Database Design – Is This Design in 3NF and Why Choose Another Design?

database-designnormalization

Having the following entities: Objects, Parts, Subparts and Items, and given the following design restrictions:

  • A Part belongs to one and only one Object.
  • A Subpart belongs to one and only one Part.
  • An Item belongs to one and only one Subpart.

I have implemented the following tables (look at the composite primary keys marked with *):

  • Object (*IDObject)

  • Part (*IDPart, *IDObject): IDObject is a Foreign key (the prim. key of Object).

  • Subpart (*IDSubpart, *IDPart, *IDObject): *IDPart, *IDObject is a Foreign key (the prim. key of Part).

  • Item (*IDItem, *IDSubpart, *IDPart, *IDObject): *IDSubpart, *IDPart, *IDObject is a Foreign key (the prim. key of Subpart).

1.- I have understood that this design is in 3NF, isn't it?

Assuming that–by theory–Item is a weak entity depending on Subpart; Subpart is a "weak entity" depending on Part, and Part is a "weak entity" depending on Object, these would be the reasons for those composed keys, making this design in 3NF.

But for other people, this design is redundant, and the "best" way for resolving it is through the following tables specification (look at the primary keys marked with *):

  • Object (*IDObject)
  • Part (*IDPart, IDObject): IDObject is a Foreign key, but doesn't make part of the prim. key of Part.
  • Subpart (*IDSubpart, IDPart): IDPart is a Foreign keys, but doesn't make part of the prim. key of Subpart.
  • Item (*IDItem, IDSubpart): IDSubpart is a Foreign keys, but doesn't make part of the prim. key of Item.

In this specification, the restrictions of "one and only one" would be managed by code.

2.- Why would I choose this implementation, declining to use 3NF?

Best Answer

Both designs are technically 3NF, depending on your data population.

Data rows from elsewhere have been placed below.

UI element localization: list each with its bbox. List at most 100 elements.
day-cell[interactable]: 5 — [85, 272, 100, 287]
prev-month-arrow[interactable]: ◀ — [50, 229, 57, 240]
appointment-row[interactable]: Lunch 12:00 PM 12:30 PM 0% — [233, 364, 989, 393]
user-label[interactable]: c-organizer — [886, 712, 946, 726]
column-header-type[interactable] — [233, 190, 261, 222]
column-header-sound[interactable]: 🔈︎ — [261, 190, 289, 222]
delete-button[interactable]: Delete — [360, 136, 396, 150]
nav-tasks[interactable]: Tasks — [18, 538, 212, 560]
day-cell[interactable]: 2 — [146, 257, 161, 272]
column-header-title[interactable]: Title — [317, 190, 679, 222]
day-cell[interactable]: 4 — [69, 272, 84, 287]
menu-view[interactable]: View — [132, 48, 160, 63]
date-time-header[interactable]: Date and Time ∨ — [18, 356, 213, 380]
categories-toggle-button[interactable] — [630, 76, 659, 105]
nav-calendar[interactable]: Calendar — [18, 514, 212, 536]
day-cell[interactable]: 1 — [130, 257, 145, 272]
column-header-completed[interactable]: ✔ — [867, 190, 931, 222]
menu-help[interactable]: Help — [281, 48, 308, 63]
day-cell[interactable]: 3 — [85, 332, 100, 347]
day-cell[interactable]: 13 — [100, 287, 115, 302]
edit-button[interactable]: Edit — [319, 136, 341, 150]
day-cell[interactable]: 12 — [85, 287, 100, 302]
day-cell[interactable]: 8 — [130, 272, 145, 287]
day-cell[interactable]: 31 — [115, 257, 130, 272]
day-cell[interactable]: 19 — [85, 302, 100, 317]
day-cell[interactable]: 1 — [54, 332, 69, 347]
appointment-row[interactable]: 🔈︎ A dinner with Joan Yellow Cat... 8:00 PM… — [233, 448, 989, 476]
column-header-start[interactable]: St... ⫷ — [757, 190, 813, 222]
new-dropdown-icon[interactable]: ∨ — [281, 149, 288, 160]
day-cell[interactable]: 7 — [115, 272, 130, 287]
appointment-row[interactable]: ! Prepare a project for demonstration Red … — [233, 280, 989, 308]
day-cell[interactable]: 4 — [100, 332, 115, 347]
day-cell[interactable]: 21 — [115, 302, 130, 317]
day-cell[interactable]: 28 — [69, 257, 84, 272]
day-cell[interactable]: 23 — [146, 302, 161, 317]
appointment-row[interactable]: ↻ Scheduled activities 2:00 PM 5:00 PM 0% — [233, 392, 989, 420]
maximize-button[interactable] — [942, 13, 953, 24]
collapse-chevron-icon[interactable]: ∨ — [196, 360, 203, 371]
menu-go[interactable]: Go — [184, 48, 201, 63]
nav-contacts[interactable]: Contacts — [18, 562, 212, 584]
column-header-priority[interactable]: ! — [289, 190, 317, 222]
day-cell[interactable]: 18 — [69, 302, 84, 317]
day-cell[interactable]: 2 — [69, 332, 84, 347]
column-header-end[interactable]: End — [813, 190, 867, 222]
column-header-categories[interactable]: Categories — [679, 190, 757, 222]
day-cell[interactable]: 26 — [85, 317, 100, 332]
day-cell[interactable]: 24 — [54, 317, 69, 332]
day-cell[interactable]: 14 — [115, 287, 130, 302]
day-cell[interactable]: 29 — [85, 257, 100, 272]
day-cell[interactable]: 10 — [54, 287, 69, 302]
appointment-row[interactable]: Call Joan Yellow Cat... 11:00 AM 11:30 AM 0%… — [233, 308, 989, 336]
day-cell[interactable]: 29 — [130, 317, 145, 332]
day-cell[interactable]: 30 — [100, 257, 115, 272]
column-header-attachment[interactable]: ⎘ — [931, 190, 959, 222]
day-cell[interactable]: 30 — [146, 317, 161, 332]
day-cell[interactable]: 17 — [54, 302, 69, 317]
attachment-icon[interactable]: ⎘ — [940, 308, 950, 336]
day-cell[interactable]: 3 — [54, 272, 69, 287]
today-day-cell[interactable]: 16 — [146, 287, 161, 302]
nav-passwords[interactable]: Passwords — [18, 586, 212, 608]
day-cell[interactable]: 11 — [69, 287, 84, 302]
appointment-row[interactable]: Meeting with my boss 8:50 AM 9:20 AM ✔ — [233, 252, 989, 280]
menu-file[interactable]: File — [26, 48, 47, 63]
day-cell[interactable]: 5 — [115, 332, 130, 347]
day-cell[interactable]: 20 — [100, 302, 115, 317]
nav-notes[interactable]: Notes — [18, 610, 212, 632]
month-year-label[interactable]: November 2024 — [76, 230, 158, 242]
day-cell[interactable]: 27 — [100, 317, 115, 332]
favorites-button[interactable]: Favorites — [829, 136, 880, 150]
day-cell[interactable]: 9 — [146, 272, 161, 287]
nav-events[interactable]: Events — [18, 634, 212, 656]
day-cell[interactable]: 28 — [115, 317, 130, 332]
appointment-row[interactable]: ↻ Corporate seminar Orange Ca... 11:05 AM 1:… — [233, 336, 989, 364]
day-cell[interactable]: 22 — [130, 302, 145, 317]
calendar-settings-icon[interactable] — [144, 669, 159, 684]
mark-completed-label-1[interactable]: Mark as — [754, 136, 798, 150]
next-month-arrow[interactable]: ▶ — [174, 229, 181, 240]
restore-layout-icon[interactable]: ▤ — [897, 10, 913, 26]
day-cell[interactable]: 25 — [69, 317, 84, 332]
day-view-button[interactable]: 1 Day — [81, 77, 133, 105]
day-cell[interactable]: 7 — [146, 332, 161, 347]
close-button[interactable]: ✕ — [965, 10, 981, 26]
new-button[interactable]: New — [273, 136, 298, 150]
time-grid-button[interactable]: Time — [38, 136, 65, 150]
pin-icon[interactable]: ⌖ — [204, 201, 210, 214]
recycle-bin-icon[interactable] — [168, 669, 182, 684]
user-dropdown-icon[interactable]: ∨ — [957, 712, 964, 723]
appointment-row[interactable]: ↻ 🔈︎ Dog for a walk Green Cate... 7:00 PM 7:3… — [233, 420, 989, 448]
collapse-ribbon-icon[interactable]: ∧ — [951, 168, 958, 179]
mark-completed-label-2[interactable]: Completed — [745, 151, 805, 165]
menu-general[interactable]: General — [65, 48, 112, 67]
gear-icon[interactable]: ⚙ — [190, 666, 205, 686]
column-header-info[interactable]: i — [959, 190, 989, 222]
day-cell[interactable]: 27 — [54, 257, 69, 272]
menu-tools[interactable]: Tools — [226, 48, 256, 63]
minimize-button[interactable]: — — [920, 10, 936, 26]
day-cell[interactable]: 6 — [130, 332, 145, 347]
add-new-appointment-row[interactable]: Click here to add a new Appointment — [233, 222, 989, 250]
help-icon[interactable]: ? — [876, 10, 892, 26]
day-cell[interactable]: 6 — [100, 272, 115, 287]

What a lot of people who have only a cursory understanding of formal normalization theory don't understand is that redundancy in foreign keys isn't really redundancy by definition. Transitive dependencies and partial dependencies apply to the way non-key attributes relate to key attributes.

If your composite keys happen to contain (or even consist of) foreign keys then whether your foreign key has the look of being denormalized isn't relevant. (i.e. Design 1 isn't redundant in a way which is significant to the formal definition of normal forms.)

The practical issue comes down to what the values of your keys are. If you have natural keys and the Part key consists of IDObject=123 and IDPart=1 - i.e. your IDPart values are natural number sequences which are only unique within the context of a given IDObject value, then you need to use design 1 (weak entities).

However, what a lot of people do for good (and less good) reasons is apply surrogate primary keys to every or nearly every table. I'm not going to get into whether or why to use surrogate keys. That is a holy war for another question. However, if you happen to have table-wide unique (e.g. IDENTITY) values for IDPart, then your primary key for Part is more complex than it needs to be using design 1. In that case, there is no need for IDObject in the PK of Part because the table already has a unique key just using IDPart. In such a case, design 2 is sufficient and simpler, therefore better, as a rule of thumb.

In practice, I would say weak entities are much more common in logical models than in physical models, if for no other reason than that most physical models tend to use surrogate primary keys.